On April 13, 2026, the Company finalized a sublease agreement (the “Sublease Agreement”) with Dezheng Logistics Inc., a California corporation (“Dezheng”), pursuant to which the Company subleased its warehouse, located at 8798 9th Street, Rancho Cucamonga, California, 91730 (the “Premises”), to Dezheng for a fixed term of 25 months, commencing May 1, 2026 and ending May 31, 2028. Pursuant to the Sublease Agreement, Dezheng provided a security deposit to the Company of $338,130 and thereafter will pay Base Rent (as such term is defined and calculated in the Sublease) to the Company monthly. In exchange, Dezheng will have the right to use and occupy the Premises to conduct its business as a third-party logistics company.

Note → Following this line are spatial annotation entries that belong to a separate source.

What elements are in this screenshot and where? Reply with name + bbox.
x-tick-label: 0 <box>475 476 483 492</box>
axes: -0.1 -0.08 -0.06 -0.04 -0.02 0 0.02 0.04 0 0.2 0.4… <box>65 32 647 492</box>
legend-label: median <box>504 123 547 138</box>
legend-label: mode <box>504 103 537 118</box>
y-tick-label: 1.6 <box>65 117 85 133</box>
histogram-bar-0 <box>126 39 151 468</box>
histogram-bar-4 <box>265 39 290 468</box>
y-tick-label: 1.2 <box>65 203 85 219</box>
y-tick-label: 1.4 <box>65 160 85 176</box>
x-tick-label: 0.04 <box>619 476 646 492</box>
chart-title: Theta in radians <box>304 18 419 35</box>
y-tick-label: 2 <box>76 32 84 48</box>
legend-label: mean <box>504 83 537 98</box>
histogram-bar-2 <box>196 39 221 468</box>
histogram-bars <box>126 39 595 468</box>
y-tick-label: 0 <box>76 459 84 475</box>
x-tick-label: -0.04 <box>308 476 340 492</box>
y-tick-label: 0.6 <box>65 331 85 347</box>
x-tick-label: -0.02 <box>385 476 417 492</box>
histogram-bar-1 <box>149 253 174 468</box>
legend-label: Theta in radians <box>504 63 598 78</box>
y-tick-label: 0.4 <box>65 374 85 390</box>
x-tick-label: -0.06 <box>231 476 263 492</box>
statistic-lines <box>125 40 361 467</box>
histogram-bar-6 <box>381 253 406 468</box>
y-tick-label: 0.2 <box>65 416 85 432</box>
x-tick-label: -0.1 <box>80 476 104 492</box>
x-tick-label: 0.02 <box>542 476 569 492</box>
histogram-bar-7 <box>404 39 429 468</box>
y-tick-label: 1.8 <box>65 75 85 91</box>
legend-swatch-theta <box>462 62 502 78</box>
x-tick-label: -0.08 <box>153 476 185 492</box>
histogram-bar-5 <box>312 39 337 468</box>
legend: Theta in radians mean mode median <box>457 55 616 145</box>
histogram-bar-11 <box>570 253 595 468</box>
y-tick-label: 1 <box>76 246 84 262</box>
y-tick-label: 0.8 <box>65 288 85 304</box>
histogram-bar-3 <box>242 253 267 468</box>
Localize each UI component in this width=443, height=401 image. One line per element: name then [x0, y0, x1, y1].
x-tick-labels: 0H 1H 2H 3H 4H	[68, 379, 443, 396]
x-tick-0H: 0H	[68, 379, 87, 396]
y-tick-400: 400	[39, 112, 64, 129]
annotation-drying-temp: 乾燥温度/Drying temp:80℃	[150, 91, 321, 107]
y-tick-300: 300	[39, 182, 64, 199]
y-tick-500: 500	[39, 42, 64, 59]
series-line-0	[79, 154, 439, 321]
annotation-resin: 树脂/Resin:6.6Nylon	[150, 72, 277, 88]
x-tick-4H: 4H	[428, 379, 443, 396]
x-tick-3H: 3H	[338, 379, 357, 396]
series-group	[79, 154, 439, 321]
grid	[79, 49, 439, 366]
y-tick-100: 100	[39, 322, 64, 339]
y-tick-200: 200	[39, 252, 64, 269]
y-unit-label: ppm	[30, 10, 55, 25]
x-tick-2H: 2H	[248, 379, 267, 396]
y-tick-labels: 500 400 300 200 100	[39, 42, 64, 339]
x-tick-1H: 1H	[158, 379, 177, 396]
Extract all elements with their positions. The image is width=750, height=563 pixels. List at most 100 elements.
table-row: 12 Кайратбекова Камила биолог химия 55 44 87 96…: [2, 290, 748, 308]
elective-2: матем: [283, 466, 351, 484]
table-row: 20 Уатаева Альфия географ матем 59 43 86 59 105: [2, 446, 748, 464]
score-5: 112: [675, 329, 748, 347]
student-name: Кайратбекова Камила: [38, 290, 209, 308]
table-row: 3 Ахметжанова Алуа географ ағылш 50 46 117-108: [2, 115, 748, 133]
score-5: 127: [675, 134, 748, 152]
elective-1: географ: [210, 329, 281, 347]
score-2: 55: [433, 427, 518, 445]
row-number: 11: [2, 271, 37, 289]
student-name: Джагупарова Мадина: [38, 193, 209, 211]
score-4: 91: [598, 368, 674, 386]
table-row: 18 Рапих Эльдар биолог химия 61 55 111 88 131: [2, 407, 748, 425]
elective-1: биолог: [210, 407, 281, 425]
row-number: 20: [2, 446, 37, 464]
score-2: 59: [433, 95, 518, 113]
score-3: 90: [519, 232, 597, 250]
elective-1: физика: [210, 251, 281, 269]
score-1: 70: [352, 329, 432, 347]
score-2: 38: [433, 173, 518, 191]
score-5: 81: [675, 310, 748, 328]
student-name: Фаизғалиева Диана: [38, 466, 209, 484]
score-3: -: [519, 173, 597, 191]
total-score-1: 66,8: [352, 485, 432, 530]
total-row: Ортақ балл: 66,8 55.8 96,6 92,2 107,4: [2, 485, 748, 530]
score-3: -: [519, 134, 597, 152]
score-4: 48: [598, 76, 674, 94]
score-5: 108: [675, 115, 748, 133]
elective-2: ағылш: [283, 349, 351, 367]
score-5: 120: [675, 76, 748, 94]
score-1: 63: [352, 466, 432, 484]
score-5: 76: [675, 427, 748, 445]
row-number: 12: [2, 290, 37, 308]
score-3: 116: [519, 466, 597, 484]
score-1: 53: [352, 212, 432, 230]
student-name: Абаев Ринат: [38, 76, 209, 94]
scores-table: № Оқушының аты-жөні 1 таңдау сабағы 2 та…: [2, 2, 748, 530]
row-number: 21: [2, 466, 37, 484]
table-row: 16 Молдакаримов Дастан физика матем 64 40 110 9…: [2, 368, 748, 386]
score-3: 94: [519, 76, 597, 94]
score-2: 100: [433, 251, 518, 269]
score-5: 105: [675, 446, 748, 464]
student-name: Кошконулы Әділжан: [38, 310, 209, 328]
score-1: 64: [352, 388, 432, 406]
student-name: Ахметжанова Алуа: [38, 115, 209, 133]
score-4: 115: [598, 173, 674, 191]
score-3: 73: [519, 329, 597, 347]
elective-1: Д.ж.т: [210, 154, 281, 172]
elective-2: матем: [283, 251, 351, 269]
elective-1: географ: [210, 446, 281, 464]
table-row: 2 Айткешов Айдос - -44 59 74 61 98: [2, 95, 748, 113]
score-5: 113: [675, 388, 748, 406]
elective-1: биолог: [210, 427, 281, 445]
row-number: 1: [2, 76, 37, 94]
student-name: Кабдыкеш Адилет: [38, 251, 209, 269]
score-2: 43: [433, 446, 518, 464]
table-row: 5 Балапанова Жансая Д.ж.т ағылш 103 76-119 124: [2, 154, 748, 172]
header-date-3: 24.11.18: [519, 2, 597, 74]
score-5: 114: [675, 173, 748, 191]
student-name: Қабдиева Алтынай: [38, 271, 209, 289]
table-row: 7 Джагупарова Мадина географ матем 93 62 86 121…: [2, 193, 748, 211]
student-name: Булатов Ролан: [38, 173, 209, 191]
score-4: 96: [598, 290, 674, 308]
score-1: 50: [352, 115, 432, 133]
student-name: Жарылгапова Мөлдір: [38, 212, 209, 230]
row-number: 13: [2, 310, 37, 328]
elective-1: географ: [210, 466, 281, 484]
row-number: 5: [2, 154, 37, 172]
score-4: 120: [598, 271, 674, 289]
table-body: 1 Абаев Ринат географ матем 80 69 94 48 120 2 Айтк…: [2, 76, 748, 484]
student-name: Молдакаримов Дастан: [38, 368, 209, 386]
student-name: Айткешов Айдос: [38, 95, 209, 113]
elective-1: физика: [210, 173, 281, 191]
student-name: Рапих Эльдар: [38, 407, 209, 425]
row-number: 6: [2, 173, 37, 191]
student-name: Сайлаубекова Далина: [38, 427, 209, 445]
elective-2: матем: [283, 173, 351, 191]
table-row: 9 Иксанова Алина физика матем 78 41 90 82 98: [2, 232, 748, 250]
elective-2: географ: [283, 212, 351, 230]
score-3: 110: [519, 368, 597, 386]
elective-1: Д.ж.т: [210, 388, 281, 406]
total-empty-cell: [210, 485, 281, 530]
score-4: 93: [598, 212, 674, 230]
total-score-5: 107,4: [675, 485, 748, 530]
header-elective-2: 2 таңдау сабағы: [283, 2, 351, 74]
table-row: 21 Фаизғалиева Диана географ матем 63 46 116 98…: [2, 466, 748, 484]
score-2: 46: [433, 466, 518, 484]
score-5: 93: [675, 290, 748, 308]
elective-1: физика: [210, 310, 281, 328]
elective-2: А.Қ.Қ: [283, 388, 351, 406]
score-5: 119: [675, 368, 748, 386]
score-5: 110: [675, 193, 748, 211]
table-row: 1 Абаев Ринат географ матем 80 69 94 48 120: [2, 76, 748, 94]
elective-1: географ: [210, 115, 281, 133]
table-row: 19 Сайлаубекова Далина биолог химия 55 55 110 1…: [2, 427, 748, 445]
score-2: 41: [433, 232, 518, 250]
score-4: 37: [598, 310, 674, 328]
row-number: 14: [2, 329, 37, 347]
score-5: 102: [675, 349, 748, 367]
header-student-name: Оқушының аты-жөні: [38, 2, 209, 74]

Pursuant to the Securities Purchase Agreement dated December 22, 2025 (the “Purchase Agreement”) with an institutional investor (the “Investor”) and the Investor’s notification to the Company of its intent to execute an Additional Optional Closing for $3,000,000 in aggregate principal amount of Series A Notes, on May 19, 2026, the Company and Investor consummated an Additional Optional Closing. At the Additional Optional Closing, the Company received $2,820,000, excluding fees and expenses, in exchange for issuing a $3,000,000 aggregate principal amount of Series A Notes to the Investor after satisfaction of all applicable closing conditions, including the effectiveness of the resale registration statement and the absence of any Event of Default. The Series A Note issued at the Additional Optional Closing was issued pursuant to an exemption from registration in accordance with Regulation D of the Securities Act and has a fixed conversion price of $1.03 (120% of the Nasdaq closing price of IPW common stock on May 18, 2026).
Pursuant to the Purchase Agreement, the consideration was paid at $940 for each $1,000 of principal amount, and the Company received gross proceeds of approximately $2,820,000 at the closing, before fees and expenses, including a 6% cash fee payable to Digital Offering, who acted as placement agent in the transaction. Following board approval, the Company has committed up to $3.0 million of the Company’s investment funds for the purchase of sUSDai, a yield-bearing digital asset instrument.